La proposition de loi de notre collègue Bruno Le Roux qui vise à renforcer l'exigence de parité des candidatures aux élections législatives est le constat d'un échec. La réforme, introduite par la loi du 8 juillet 1999, qui a inscrit à l'article 3 de notre Constitution le principe « d'égal accès » des femmes et des hommes aux mandats électoraux et aux fonctions électives avait fait l'objet d'un vaste débat. Était-il acceptable de devoir légiférer pour affirmer l'égale capacité des hommes et des femmes à assumer des responsabilités politiques ? Un certain nombre de féministes, comme Elisabeth Badinter, avait pris position contre le principe de parité qui conduirait à douter de la compétence même des femmes. Pour beaucoup, l'inscription du principe de parité dans la Constitution était déjà en soi une humiliation, un échec, mais un échec nécessaire.
Une décennie après la loi du 6 juin 2000 qui organise concrètement la mise en oeuvre du principe de parité, le constat n'est pas réjouissant. La représentation des femmes à l'Assemblée nationale a certes progressé pour atteindre 18,9 %, mais nous demeurons au 16ème rang sur les 27 chambres basses européennes, loin de la moyenne qui est de 24 % de femmes et très loin de l'Allemagne ou de l'Espagne qui font proportionnellement deux fois mieux sans avoir modifié leur Constitution.
Plus préoccupant encore, on connaît aujourd'hui le prix que les partis politiques sont disposés à accepter pour ne pas avoir à se conformer à ce principe. Une pénalité de 5,3 millions d'euros pèse quasi-exclusivement sur les cinq grands partis : UMP (pour les trois-quarts de ce total), PS, MoDem, PCF et PRG. La loi de 2000 en instituant les retenues financières pour les manquements au principe de parité des candidatures a divisé l'échiquier politique en deux : les partis qui ont peu de perspective de faire élire des députés et qui sont donc extrêmement vertueux en la matière, comme c'est le cas du Front national, des Verts, de la LCR ou du MPF, et ceux qui disposent d'un groupe parlementaire et qui sont encore très loin de la parité des candidatures. Ce constat est extrêmement choquant, d'une part parce qu'il accrédite l'idée que moins on présente de femmes et plus on a de chance de gagner une élection, et d'autre part parce que la deuxième fraction du financement public des partis compense, voire récompense, l'absence de parité.

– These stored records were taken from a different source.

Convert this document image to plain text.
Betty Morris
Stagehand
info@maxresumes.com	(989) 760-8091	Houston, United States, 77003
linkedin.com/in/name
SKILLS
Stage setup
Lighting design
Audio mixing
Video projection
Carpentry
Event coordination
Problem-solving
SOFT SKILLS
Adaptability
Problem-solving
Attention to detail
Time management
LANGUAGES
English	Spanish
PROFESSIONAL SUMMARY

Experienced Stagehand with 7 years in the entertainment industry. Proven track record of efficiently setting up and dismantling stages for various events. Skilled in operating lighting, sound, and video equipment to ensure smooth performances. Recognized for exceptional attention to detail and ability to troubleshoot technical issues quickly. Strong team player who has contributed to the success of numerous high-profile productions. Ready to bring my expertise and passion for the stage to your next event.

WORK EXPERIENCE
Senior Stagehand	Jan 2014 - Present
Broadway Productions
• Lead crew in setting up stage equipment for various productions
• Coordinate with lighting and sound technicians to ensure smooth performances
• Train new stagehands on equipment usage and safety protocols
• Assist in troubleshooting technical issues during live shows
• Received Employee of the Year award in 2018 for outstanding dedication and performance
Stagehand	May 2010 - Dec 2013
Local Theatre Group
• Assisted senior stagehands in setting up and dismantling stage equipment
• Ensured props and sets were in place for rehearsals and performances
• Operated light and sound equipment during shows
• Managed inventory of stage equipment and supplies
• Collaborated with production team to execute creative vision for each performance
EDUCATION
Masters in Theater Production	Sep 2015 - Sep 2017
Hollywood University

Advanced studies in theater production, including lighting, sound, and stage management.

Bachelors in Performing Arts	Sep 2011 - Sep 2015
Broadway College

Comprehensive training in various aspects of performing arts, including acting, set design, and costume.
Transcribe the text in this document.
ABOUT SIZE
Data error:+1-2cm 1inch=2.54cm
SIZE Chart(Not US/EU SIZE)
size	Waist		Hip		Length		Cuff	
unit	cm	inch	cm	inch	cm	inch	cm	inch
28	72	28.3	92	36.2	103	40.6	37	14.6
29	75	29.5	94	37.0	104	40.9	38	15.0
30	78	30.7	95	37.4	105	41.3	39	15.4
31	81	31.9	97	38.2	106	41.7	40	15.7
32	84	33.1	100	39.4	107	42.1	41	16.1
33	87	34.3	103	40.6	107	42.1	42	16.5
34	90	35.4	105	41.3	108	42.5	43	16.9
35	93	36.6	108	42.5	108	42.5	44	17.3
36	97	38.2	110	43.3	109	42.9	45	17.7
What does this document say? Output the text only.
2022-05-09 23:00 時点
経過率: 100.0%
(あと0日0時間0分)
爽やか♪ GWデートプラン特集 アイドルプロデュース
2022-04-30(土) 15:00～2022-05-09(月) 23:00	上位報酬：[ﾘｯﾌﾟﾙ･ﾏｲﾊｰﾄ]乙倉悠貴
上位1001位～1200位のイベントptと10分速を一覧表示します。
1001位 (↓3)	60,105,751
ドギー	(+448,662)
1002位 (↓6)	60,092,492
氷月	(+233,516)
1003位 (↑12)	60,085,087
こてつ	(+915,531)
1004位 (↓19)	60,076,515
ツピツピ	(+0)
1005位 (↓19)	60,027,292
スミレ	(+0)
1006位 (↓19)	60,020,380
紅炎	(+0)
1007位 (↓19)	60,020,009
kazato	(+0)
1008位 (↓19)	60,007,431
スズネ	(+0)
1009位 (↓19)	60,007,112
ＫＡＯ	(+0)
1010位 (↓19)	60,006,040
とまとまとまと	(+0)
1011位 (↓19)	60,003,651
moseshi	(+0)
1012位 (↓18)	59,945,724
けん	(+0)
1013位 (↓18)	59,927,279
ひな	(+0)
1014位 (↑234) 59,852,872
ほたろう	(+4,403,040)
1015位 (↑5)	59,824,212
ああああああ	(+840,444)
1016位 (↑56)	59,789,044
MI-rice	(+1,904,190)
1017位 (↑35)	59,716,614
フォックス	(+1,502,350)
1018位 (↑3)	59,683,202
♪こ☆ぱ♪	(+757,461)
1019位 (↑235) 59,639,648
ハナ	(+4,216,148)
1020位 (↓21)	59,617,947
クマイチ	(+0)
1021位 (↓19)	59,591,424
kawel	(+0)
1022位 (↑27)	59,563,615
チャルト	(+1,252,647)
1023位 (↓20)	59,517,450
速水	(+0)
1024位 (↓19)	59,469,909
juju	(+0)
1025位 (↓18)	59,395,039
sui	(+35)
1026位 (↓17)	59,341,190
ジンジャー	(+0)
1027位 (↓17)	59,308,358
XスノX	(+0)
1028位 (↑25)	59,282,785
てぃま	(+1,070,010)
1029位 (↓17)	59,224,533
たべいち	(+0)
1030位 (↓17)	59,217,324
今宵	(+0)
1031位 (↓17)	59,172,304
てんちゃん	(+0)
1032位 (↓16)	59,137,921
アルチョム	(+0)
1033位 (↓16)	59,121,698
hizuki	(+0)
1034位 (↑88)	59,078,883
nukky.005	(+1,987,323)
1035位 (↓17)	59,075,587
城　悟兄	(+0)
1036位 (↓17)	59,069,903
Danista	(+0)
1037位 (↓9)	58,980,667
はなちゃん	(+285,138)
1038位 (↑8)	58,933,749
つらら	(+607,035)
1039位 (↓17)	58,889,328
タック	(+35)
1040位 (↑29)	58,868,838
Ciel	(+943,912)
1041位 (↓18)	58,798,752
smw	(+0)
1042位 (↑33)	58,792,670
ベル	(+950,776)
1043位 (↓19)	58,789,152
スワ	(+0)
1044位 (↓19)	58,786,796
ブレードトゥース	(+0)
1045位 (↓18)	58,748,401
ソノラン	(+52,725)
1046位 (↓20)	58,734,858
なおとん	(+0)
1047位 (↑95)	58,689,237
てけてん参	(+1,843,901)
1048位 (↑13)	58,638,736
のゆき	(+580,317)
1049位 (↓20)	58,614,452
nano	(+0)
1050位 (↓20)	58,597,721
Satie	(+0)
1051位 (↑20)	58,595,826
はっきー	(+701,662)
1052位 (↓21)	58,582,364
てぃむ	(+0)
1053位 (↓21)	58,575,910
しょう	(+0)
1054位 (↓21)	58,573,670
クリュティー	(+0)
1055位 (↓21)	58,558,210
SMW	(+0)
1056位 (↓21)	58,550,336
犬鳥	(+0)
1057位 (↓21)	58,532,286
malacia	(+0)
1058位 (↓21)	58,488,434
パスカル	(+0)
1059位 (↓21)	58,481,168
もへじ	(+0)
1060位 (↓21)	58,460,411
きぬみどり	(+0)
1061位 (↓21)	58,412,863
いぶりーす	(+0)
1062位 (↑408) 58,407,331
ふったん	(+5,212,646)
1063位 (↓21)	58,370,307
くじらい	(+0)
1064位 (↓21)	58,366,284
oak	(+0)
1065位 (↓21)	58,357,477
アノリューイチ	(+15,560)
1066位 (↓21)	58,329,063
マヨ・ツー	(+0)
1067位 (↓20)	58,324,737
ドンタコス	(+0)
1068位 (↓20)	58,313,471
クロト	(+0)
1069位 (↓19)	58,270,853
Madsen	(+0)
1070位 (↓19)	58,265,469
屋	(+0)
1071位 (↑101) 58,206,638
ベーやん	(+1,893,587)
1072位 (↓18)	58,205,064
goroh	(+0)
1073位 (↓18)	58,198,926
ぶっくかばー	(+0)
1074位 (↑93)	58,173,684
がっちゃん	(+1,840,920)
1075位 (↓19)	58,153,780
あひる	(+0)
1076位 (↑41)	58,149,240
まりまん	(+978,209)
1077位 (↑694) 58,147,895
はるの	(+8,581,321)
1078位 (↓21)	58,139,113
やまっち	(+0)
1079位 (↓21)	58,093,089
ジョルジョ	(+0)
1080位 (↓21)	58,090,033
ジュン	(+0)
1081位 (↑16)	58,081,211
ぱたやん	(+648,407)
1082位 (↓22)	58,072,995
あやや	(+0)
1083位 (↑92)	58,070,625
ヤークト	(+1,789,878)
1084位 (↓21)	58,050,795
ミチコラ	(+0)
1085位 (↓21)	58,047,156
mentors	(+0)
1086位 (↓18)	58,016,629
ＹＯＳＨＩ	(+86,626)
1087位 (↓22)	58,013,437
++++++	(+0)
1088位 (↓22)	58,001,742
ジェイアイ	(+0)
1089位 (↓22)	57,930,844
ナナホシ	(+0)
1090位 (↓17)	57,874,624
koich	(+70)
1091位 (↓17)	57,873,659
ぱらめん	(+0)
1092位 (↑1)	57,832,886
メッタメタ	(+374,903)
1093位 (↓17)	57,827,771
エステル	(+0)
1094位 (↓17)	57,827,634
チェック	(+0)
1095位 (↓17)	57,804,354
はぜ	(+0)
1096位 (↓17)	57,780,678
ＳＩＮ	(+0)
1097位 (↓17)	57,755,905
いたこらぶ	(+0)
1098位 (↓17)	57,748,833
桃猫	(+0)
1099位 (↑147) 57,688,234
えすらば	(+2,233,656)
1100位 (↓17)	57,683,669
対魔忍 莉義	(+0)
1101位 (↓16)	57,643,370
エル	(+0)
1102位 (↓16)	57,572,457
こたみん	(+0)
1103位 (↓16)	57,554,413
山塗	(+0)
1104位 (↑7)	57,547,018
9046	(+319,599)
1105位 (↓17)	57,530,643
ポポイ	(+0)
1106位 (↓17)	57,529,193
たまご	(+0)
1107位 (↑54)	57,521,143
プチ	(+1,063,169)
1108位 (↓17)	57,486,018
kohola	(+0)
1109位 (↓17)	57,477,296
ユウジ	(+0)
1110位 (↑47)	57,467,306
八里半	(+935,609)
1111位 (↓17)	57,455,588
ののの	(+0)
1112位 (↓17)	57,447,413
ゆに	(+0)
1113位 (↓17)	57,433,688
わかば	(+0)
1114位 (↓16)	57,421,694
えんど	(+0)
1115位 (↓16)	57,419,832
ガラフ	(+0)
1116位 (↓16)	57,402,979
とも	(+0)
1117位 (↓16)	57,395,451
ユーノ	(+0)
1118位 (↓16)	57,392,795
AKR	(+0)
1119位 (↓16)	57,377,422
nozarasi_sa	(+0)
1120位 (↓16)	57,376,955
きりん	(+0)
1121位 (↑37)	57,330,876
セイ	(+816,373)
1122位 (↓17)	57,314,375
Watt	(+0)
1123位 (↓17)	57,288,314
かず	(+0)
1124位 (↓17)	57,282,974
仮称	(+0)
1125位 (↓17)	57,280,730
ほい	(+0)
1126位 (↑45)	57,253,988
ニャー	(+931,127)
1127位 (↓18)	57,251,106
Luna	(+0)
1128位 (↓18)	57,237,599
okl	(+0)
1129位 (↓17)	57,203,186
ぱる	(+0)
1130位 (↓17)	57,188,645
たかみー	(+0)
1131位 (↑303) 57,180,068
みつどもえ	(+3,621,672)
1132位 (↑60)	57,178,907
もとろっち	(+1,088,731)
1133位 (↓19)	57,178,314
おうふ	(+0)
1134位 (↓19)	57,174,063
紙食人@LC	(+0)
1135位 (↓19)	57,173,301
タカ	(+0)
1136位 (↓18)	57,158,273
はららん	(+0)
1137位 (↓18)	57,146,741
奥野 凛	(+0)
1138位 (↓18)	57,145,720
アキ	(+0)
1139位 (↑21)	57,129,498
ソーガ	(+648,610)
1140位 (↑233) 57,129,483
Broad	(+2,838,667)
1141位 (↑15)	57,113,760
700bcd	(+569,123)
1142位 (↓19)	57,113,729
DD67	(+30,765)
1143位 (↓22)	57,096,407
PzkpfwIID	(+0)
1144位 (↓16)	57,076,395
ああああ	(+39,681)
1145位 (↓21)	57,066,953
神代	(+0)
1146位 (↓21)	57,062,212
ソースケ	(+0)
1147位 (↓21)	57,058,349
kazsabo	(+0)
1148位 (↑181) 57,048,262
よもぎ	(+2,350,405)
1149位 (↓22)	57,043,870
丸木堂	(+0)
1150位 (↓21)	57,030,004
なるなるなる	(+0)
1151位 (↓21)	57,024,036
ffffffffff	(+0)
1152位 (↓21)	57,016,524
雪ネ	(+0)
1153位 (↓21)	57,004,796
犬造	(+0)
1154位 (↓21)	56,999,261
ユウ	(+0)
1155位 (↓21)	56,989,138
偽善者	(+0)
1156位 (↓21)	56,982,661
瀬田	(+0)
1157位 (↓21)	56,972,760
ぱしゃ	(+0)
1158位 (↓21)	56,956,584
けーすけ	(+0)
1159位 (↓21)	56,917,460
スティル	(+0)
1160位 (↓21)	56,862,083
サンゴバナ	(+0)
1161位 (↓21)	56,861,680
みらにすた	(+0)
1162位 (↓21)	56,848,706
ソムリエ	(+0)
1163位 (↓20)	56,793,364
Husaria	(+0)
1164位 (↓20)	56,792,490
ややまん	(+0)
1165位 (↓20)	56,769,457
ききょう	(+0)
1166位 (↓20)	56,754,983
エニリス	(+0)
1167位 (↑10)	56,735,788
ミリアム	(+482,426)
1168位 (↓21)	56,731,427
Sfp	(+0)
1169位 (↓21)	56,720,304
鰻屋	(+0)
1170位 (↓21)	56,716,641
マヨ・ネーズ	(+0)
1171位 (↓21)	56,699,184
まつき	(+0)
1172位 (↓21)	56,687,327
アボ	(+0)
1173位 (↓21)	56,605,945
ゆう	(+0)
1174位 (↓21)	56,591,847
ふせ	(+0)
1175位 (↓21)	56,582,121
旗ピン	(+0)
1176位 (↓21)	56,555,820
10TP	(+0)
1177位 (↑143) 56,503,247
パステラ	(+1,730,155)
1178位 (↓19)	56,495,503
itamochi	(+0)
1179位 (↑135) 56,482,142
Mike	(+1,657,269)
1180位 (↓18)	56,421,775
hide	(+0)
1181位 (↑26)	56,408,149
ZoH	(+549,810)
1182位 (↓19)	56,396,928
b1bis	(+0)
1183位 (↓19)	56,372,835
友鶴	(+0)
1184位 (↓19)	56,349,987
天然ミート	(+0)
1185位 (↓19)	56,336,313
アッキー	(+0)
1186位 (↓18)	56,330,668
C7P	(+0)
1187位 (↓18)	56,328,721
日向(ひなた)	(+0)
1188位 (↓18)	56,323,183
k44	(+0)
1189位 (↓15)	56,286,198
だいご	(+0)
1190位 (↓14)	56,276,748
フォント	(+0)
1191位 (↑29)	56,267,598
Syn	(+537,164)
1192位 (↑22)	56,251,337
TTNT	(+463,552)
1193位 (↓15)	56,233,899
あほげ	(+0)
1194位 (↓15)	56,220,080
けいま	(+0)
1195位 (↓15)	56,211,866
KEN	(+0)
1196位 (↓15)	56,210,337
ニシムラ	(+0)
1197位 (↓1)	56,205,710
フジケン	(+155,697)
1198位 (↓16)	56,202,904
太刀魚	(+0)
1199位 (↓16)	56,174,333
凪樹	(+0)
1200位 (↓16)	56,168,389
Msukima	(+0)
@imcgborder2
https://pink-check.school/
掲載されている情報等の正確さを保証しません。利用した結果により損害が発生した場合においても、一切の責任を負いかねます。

C'est pourquoi je vous invite à soutenir la suppression de l'ensemble de la dotation pour tout parti ne respectant pas l'objectif d'un différentiel maximum de 2 % entre ses candidats de chaque sexe. C'est d'abord un principe d'égalité entre les partis qui doivent encourir les mêmes conséquences, indépendamment de leur taille, de leur implantation, de leur nombre de voix ou d'élus. C'est ensuite un dispositif clair et lisible qui affirme que le financement public des partis n'est pas une obligation mais la contrepartie du respect d'un certain nombre de principes dont celui de parité. C'est enfin une mesure simple à étendre à l'ensemble des élections.
À ce titre, je recommande que la réforme territoriale soit l'occasion d'adopter un amendement similaire pour garantir la parité des candidatures dans les collectivités territoriales.